KÜRT PARTİLERLE DAYANIŞMA
 
Yerel seçimlerde Kürt partileri ile dayanışma ve ittifakın önemine işaret eden Türk, "Kürdistan'daki bütün Kürt siyasi partileri ile dayanışma gerçekleştirmek, gelecekle ilgili büyük bir projedir. Dürüst ve açık konuşuyorum; birliğe ihtiyaç var. Bu partilerle görüşme yapmak, onları kazanmak lazım.
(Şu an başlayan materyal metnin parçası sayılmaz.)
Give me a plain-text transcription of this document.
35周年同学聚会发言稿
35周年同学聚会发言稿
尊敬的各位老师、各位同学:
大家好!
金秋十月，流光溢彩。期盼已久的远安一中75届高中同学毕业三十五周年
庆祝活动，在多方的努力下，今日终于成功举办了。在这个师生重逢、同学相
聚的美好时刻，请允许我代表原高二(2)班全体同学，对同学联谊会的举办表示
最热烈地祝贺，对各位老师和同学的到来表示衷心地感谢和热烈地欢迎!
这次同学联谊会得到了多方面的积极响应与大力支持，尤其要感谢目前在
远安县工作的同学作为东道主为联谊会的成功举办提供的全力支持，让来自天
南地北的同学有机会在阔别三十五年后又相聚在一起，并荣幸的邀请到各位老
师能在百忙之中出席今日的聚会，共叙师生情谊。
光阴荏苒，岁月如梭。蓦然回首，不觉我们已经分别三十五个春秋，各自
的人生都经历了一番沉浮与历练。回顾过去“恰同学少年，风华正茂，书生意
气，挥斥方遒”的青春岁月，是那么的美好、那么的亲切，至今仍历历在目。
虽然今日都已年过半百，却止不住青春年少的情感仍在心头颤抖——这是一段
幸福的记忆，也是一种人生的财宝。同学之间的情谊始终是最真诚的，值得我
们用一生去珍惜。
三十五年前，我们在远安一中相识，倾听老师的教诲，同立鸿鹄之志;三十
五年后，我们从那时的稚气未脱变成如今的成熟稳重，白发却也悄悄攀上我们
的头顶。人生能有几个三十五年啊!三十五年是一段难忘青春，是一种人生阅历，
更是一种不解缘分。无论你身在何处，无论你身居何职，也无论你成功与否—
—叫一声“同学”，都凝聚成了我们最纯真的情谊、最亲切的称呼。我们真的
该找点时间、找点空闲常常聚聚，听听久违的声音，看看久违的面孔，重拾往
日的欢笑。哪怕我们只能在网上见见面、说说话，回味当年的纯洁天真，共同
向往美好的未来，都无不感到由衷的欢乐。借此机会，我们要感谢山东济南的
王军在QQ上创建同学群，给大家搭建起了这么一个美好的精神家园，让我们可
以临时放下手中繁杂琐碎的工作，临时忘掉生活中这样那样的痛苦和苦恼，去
Bu iktidarı sonlandırmak, yerellerde sonlandırmak için çalışmalar yapmak lazım" diye konuştu.
 
‘GÜCE SAHİBİZ'
 
1973'ten bu yana parlamentoda olduklarını hatırlatan Türk, sözlerini şöyle tamamladı: "Süleyman Demirel Ankara ve İstanbul'u kaybettiği gün iktidarı kaybetti. Mersin, Ankara, Adana ve İstanbul'da bunu gerçekleştirebilecek bir güce sahibiz."
 
Çalıştay, yapılan konuşmaların ardına basına kapalı olarak devam ediyor.